Why mince words I loved this book. From the opening page you’re drawn into this lovely world of 1920’s London and the lives of a mother and grown daughter whose circumstances are forever changed by the Great War.
To make ends meet they rent out rooms in their their grand old house to a young couple or ‘paying guests’ . Although awkward at first, a relationship quickly develops and before you know it the old house comes to life again with a steamy, illicit, passionate love affair.
Of course, illicit affairs are the stuff of real life and fiction. I think what makes this one unique is that it explores illicit love amidst the backdrop of changing moral fabric. The old world where women played prescriptive roles was changing.
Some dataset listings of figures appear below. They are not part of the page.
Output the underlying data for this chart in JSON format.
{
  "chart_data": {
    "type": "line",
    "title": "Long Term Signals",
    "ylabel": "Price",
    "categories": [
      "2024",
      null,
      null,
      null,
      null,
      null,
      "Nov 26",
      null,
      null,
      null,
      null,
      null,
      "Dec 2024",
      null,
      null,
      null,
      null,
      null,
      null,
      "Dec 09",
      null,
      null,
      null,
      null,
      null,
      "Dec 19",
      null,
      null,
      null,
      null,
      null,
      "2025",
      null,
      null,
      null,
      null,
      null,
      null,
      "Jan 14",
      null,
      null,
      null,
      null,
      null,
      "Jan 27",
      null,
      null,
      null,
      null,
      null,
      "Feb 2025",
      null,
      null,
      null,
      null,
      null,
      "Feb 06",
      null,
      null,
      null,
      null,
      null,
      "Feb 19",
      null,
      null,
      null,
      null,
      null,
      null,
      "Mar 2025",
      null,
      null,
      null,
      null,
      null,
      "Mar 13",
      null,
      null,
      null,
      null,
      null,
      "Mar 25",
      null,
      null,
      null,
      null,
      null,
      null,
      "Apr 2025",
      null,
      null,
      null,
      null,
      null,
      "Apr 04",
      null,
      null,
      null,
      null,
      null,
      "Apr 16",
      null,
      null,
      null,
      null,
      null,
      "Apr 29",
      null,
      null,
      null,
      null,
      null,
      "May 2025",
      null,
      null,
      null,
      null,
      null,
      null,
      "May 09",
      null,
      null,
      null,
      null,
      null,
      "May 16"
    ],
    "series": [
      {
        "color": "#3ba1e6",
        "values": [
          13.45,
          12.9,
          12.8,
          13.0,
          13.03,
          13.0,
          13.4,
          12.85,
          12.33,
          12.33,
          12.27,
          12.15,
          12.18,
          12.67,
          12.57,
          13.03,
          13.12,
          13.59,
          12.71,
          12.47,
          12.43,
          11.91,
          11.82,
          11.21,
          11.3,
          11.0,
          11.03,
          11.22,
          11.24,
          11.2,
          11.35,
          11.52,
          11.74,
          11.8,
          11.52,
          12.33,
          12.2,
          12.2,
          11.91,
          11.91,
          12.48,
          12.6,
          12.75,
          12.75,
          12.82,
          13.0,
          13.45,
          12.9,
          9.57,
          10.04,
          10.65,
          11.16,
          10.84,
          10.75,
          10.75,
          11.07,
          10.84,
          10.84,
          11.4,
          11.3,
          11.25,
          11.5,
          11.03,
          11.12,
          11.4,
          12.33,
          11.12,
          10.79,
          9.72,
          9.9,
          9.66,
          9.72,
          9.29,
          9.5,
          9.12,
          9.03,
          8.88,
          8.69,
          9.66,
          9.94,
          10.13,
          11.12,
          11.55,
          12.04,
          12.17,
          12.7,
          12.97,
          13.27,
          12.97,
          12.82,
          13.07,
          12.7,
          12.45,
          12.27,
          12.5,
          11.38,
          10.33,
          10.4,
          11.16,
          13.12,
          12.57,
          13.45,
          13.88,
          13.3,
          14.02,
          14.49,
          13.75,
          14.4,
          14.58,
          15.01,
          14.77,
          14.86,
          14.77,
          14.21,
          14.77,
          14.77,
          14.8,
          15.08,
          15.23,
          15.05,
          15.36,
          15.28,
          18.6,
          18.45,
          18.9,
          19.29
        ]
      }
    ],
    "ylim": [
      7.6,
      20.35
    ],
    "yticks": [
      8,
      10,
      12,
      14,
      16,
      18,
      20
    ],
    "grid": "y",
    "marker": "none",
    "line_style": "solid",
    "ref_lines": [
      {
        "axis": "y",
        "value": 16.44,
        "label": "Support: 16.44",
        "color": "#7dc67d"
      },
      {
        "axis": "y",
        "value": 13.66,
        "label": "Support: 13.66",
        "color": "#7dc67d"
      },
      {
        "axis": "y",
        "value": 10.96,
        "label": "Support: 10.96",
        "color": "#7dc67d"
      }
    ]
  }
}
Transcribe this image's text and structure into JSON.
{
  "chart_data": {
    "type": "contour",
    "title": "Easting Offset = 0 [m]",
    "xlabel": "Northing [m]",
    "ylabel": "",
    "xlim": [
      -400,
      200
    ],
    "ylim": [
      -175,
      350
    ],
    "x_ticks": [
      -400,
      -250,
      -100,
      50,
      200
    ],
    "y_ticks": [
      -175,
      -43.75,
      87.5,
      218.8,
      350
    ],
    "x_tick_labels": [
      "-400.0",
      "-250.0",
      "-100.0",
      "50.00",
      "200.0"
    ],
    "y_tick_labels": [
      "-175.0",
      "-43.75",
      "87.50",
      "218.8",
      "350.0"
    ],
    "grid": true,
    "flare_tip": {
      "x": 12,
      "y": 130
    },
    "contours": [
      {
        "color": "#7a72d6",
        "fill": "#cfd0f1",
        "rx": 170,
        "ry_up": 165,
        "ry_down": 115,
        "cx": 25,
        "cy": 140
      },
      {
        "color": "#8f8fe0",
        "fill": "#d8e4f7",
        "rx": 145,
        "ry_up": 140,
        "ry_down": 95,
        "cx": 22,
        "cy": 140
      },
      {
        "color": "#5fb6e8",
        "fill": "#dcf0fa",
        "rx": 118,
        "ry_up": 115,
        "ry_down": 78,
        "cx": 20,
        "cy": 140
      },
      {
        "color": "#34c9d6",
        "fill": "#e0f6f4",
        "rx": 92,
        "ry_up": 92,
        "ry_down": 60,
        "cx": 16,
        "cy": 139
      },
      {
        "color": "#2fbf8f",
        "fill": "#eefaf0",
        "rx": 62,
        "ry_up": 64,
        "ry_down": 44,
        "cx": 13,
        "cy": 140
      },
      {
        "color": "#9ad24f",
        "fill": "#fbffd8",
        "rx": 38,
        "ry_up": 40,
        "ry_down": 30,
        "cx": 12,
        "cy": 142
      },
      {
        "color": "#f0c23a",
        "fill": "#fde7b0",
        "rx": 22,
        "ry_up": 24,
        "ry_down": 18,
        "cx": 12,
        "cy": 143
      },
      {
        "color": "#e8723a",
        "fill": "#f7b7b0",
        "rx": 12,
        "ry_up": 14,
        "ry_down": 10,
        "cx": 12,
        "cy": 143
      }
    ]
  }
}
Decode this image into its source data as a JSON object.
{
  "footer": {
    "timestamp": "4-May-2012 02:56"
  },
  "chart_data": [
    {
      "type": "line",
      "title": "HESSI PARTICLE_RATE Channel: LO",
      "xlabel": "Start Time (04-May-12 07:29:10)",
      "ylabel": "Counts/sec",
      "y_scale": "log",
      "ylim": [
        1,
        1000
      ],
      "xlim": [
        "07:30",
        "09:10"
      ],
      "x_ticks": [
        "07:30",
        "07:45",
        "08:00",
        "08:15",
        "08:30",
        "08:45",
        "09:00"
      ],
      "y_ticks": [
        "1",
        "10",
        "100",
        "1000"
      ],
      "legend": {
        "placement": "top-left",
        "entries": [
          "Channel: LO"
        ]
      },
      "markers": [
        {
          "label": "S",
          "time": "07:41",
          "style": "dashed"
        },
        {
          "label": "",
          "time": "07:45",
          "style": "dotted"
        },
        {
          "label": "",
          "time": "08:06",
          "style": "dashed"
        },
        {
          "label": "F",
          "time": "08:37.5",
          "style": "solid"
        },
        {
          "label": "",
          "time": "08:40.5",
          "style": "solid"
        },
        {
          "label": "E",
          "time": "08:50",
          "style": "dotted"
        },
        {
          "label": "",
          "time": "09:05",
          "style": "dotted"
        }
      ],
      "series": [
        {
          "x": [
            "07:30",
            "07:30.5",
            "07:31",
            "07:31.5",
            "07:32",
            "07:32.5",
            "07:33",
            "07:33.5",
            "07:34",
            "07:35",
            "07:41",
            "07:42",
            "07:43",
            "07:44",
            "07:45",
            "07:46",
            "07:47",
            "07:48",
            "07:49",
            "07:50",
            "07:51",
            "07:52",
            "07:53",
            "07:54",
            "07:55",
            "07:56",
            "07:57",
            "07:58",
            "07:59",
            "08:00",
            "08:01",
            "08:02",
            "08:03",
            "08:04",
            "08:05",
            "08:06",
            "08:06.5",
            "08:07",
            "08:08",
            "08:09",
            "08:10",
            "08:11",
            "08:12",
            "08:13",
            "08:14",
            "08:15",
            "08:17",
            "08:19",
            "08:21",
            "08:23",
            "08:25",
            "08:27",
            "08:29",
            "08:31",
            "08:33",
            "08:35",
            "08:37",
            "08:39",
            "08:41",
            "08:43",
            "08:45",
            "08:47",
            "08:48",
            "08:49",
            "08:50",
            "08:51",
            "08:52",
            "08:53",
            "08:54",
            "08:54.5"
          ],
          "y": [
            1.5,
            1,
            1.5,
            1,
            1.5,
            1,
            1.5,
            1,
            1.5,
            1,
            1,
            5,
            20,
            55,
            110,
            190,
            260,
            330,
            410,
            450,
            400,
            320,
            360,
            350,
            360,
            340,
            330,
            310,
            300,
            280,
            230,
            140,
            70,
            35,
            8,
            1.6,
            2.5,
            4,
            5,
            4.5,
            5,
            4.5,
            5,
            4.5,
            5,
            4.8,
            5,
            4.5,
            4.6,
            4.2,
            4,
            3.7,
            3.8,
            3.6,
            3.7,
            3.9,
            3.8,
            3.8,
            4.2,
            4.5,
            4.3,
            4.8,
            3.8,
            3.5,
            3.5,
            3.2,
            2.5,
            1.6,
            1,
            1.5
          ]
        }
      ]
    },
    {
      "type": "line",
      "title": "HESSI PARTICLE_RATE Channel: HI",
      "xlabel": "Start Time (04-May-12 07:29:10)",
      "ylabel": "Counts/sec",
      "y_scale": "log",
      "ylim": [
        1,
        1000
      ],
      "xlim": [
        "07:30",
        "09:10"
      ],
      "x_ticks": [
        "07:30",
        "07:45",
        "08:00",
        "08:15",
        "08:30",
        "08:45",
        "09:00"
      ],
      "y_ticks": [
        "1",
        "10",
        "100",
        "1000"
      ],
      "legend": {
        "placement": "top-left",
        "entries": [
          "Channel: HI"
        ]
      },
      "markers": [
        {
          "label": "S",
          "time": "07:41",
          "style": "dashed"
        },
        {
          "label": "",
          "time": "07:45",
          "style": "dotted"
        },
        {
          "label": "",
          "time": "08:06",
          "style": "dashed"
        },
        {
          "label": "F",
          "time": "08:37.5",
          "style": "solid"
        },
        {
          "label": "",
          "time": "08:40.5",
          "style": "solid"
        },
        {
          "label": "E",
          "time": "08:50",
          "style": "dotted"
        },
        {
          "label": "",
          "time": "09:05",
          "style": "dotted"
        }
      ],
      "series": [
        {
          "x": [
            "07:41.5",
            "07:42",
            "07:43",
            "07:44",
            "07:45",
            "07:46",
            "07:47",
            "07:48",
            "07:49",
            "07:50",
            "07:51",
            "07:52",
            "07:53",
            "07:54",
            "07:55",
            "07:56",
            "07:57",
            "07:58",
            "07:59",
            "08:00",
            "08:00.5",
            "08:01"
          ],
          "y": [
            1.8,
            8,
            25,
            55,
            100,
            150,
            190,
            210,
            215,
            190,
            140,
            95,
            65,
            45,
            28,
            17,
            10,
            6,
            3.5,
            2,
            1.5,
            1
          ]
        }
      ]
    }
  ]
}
The Edwardian sensibility was fading against the rise of the middle class and the collapse of the old social genteel order. When the Barbers, a rough and tumble young couple (he’s an insurance broker, she a stay-at-home wife of questionable class) move in, their relationship with Frances and her mother becomes a microcosm of the new social order that is emerging.
This all sounds very academic but what this book is, is an extraordinary romp that’s well executed on multiple levels. Without giving too much away I would say that the book is also a study in the slippery slope of moral indiscretion where one act begets another and before you know it,your characters are far away from who they thought they were or hoped to be. Another great read! I loved it and look forward to reading other books by the talented Ms. Waters!